Mario and Luigi own the business 50:50. They are confident that they have a strong business and the outlook for 2023 looks promising. While their costs are increasing, they won’t suffer from very high energy costs like some. Despite their optimistic outlook they would still like to hold onto some cash so go for option 2

Saving €5000 per month was a stretch in 2022 but paying €2500 a month would be very doable. The benefits for them of this option are

  • They hold onto €30,000 cash now which they can use in case of an emergency, or an opportunity arises
  • They pay down €30,000 which reduces their interest cost and pay €2500 per month for 16 months so they will have €70000 paid.
  • If they don’t use the €30,000 they held onto, they will have that to clear the balance in 2024
  • They will still have a choice in May 2024. Enter a payment plan and pay 25% upfront [€7500] and pay the balance of €22500 over the following 36 months.

 

Taxes to Prioritise

 

Mario and Luigi should prioritise paying the PAYE liabilities. The reason for this is that non-payment of PAYE impacts their own taxes. When filing their tax returns, they won’t get a deduction for the PAYE on their salaries. That is because the PAYE wasn’t paid.

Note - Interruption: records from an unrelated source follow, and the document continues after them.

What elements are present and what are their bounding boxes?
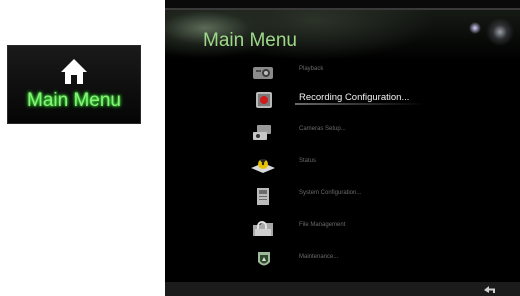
menu-item-maintenance[interactable]: Maintenance... bbox=[165, 246, 520, 274]
menu-item-label: Recording Configuration... bbox=[299, 92, 410, 103]
back-arrow-icon[interactable] bbox=[481, 284, 499, 296]
menu-item-label: Cameras Setup... bbox=[299, 126, 346, 132]
menu-item-cameras-setup[interactable]: Cameras Setup... bbox=[165, 118, 520, 146]
folder-icon bbox=[253, 221, 273, 236]
playback-icon bbox=[253, 67, 273, 79]
menu-item-label: System Configuration... bbox=[299, 190, 362, 196]
menu-item-file-management[interactable]: File Management bbox=[165, 214, 520, 242]
menu-item-status[interactable]: Status bbox=[165, 150, 520, 178]
camera-icon bbox=[253, 125, 271, 140]
status-icon bbox=[251, 159, 275, 173]
main-menu-panel: Main Menu Playback Recording Configurati… bbox=[165, 0, 520, 296]
menu-item-label: Playback bbox=[299, 66, 324, 72]
top-bar bbox=[165, 0, 520, 10]
main-menu-shortcut-label: Main Menu bbox=[27, 90, 121, 111]
maintenance-icon bbox=[258, 252, 270, 266]
menu-item-label: Maintenance... bbox=[299, 254, 339, 260]
recording-icon bbox=[256, 92, 272, 108]
selection-highlight bbox=[295, 103, 425, 105]
bottom-bar bbox=[165, 282, 520, 296]
menu-item-recording-configuration[interactable]: Recording Configuration... bbox=[165, 86, 520, 114]
menu-item-system-configuration[interactable]: System Configuration... bbox=[165, 182, 520, 210]
main-menu-shortcut-button[interactable]: Main Menu bbox=[7, 45, 141, 124]
system-config-icon bbox=[257, 188, 269, 205]
home-icon bbox=[61, 59, 87, 84]
menu-item-label: Status bbox=[299, 158, 317, 164]
page-title: Main Menu bbox=[203, 30, 297, 51]
menu-item-label: File Management bbox=[299, 222, 346, 228]
menu-item-playback[interactable]: Playback bbox=[165, 58, 520, 86]
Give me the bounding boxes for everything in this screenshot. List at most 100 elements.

With the €30000 they should pay down the earliest PAYE liabilities arising from 1 Feb 2020. If they don’t continue to qualify for debt warehousing Revenue would be on the prowl. They would look to apply the normal interest rate of 10% per annum from the date the debt was due. In that case, there would be more interest on the earlier tax debts.

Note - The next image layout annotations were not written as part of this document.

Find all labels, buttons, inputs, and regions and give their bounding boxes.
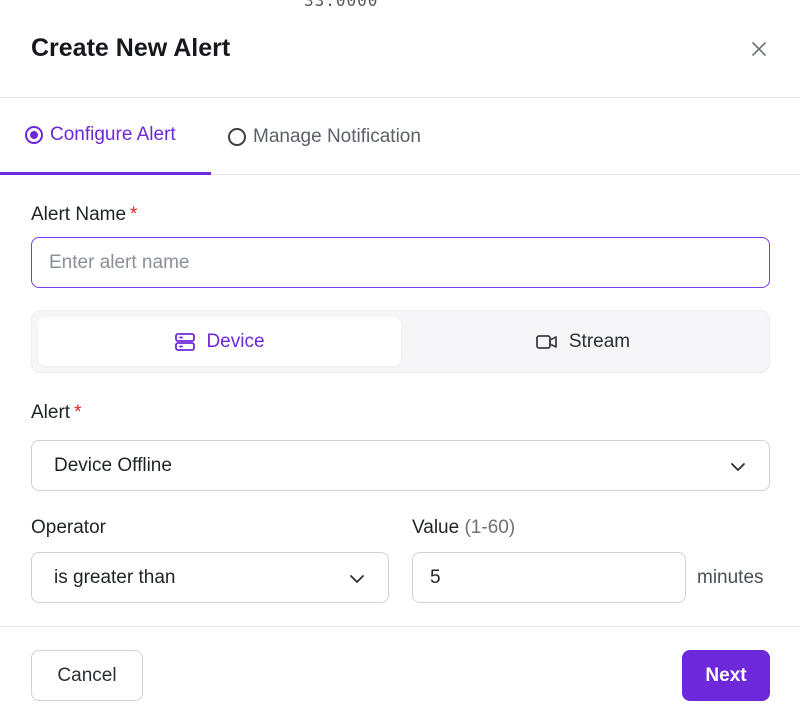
value-unit: minutes bbox=[697, 567, 764, 588]
chevron-down-icon bbox=[731, 463, 745, 471]
value-range: (1-60) bbox=[464, 517, 516, 538]
modal-header: Create New Alert bbox=[0, 0, 800, 98]
radio-unchecked-icon bbox=[228, 127, 246, 146]
chevron-down-icon bbox=[350, 575, 364, 583]
step-tabs: Configure Alert Manage Notification bbox=[0, 98, 800, 175]
radio-checked-icon bbox=[25, 126, 43, 144]
device-toggle-button[interactable]: Device bbox=[38, 317, 401, 366]
device-label: Device bbox=[206, 330, 265, 352]
modal-footer: Cancel Next bbox=[0, 626, 800, 718]
stream-toggle-button[interactable]: Stream bbox=[401, 317, 764, 366]
value-label-text: Value bbox=[412, 517, 460, 538]
create-alert-modal: 33.0000 Create New Alert Configure Alert… bbox=[0, 0, 800, 718]
alert-label-text: Alert bbox=[31, 402, 71, 423]
stream-label: Stream bbox=[568, 330, 631, 352]
close-icon[interactable] bbox=[748, 38, 770, 60]
cancel-button[interactable]: Cancel bbox=[31, 650, 143, 701]
operator-value: is greater than bbox=[54, 566, 176, 588]
required-mark: * bbox=[130, 204, 138, 225]
alert-name-label-text: Alert Name bbox=[31, 204, 127, 225]
required-mark: * bbox=[74, 402, 82, 423]
value-input[interactable] bbox=[412, 552, 686, 603]
tab-configure-alert[interactable]: Configure Alert bbox=[0, 98, 211, 175]
alert-type-select[interactable]: Device Offline bbox=[31, 440, 770, 491]
alert-name-label: Alert Name * bbox=[31, 204, 137, 226]
alert-name-input[interactable] bbox=[31, 237, 770, 288]
tab-label: Manage Notification bbox=[253, 125, 421, 147]
alert-type-value: Device Offline bbox=[54, 454, 172, 476]
source-toggle: Device Stream bbox=[31, 310, 770, 373]
alert-label: Alert * bbox=[31, 402, 81, 424]
server-icon bbox=[175, 332, 196, 351]
next-button[interactable]: Next bbox=[682, 650, 770, 701]
operator-label: Operator bbox=[31, 517, 106, 538]
video-camera-icon bbox=[535, 334, 557, 349]
tab-label: Configure Alert bbox=[50, 124, 176, 145]
operator-select[interactable]: is greater than bbox=[31, 552, 389, 603]
modal-title: Create New Alert bbox=[31, 34, 231, 62]
value-label: Value (1-60) bbox=[412, 517, 515, 539]
tab-manage-notification[interactable]: Manage Notification bbox=[228, 98, 421, 175]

Once they paid the PAYE liabilities the focus should then be on paying the earliest Vat liabilities. Again, this is due to the potential for higher interest charges.

To continue to be part of the debt warehousing scheme business must keep their current taxes up to date. Thousands of businesses no longer qualify for failing to do this. Having a strong bookkeeping function in the business will help keep the wolves from the door. Once you are in you are in, but if you get kicked out, it can be hard to get back in again!

 

Other considerations

 

Many businesses have done well during the pandemic and have funds set aside to pay in full. If they have then they shouldn’t incur any interest cost by paying before the 31st of December next. They are unlike to get 3% interest on the money if it sits in a deposit account.

The 3% interest isn’t a dealbreaker for many. But giving all the money set aside could be foolish, with no buffer. Having an emergency fund available can make sense for a lot of businesses with rising costs. Access to cash when a machine breaks down or an opportunity arises is a good position to be in.

Without access to cash the business will have to look for funding. The time and effort looking for finance is a cost. Plus, will you get it, and will your bank give you 3% interest? You may get it but you won’t get 3%.

The purpose of the blog isn’t to cover all the options as every business will have its own priorities and needs. It is to give you a few options and discussing yours with your accountant is highly recommended.